Six of the property fund’s 45 shopping centres in SA were impacted by the recent unrest in KwaZulu-Natal and Gauteng.
Vukile’s KwaMashu Shopping Centre, seen here before suffering significant structural damage, is only expected to return to full operation in Q2 next year. Image: Supplied

JSE-listed Vukile Property Fund expects repairs to properties damaged during the recent civil unrest in the country to cost less than 2% of the value of its South African retail portfolio.

It confirmed this in a Sens update last week, adding that “estimated damage suffered is less than originally anticipated and is significantly lower than the value for which Vukile is insured”.

With the fund’s direct retail investment in southern Africa valued at around R14.7 billion, fixing the affected properties is likely to cost the company less than R300 million.

“Having spent the past week on site with our team of professional advisors and actively engaging with tenants, service providers and insurers, management now has a good understanding of the estimated damage and a project plan to reinstate damaged properties as quickly as possible,” Vukile said.

Read: The scale of the destruction

The fund also reported a potential loss in rental income of less than 3% of the company’s annual gross rental income, for which it intends to claim from insurers.

‘Ample facilities’ 

“Vukile has ample undrawn facilities at its disposal to enable the company to effect repairs ahead of its insurance claims being finalised, thereby ensuring its centres are fully operational as quickly as possible,” it stressed.

The real estate investment trust (Reit), which has a South African retail portfolio comprising 45 properties, initially reported that six of its shopping centre properties located in KwaZulu-Natal and Gauteng were damaged due to the riots and looting in early July.

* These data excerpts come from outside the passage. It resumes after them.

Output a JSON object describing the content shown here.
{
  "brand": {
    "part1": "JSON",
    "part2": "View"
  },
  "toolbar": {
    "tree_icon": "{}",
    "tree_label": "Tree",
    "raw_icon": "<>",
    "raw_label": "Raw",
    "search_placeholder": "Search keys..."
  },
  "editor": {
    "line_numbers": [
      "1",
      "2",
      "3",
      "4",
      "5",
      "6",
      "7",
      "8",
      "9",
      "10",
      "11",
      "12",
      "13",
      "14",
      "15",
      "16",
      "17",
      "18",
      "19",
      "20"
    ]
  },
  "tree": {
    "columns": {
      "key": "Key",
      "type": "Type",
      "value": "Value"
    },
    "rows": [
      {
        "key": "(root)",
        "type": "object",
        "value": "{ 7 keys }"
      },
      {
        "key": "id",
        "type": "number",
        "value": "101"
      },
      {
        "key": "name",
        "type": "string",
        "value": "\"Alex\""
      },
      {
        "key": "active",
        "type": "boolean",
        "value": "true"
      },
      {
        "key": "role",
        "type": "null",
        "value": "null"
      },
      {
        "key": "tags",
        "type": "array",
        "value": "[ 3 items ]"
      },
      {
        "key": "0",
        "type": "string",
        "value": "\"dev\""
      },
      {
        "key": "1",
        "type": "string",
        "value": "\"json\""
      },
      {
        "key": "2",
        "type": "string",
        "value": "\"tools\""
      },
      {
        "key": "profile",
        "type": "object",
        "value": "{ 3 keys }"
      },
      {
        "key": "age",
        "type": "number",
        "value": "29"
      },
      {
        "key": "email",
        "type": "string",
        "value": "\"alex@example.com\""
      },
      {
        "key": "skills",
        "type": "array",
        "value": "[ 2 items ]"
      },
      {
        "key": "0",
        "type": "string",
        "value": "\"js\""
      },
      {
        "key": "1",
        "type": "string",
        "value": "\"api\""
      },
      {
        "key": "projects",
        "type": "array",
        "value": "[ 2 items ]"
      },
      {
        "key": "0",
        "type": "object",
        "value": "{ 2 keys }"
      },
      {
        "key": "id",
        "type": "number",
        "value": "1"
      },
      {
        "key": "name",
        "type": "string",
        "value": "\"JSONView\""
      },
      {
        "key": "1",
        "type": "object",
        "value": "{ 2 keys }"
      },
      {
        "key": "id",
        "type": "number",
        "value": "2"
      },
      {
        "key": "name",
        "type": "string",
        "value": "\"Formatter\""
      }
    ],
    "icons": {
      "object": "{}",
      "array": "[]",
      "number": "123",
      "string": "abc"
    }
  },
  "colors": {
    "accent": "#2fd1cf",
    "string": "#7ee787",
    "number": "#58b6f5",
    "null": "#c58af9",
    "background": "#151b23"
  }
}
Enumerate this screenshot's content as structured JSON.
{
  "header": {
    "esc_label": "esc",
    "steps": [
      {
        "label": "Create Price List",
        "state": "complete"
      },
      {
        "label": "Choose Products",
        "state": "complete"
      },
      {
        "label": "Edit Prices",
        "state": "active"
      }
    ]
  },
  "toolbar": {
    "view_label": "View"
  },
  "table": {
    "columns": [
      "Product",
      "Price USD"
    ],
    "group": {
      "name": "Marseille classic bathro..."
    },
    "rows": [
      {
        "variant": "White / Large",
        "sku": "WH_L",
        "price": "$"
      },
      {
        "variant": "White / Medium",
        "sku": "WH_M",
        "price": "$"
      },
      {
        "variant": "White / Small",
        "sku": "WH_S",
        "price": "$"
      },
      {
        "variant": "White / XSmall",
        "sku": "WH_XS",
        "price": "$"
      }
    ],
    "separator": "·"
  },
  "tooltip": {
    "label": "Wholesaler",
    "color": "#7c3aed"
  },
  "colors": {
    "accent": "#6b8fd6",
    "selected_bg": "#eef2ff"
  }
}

The civil unrest ensued largely in the two provinces after former president Jacob Zuma handed himself over to the police to serve a 15-month jail sentence for contempt of court. The unrest resulted in the destruction of at least 161 shopping centres, 11 warehouses and eight factories, leaving more than 300 people dead.

Vukile expects to have most of its affected properties fully operational between mid-August to end of October 2021, with most of the damage related to shopfronts, roller shutter doors and fixtures and fittings.

Only the KwaMashu Shopping Centre in KwaZulu-Natal suffered significant structural damage. It constitutes 60% of the total damage to Vukile’s South African retail portfolio, and is expected to be fully operational by April 2022.

In July, following the unrest, President Cyril Ramaphosa announced government’s intentions to provide support to the affected businesses.


Finance Minister Tito Mboweni and National Treasury Director-General Dondo Mogajane last week revealed that a financial support package worth R36.2 billion will be used to not only cover insurance claims from affected businesses but will also contribute to providing social relief and funding for the police and the South African National Defence Force.

Small businesses affected by the riots and looting stand to suffer the most financial strain according to Keillen Ndlovu, head of listed property funds at Stanlib.

“It’s unfortunate that some of the smaller tenants may not be able to recover from this. [But] some will benefit from government support as well as incentives from landlords,” he told Moneyweb.


Ndlovu also noted that, although destructive, the riots and looting seen in previous weeks will not deter businesses from seeking growth opportunities in township locations where most of the looting and riots occurred.

Read: SA property, retail firms bet on townships despite unrest

“While the confidence has been dented, the demand for retail services and goods has not gone away. In some areas people have to now travel longer distances to do their shopping.

“Centres that were not damaged and those that are able to open sooner will benefit from additional demand in the short term,” he said.

“Longer-term opportunities remain in the lower to middle LSM markets – this is where the population is and where growth opportunities are.”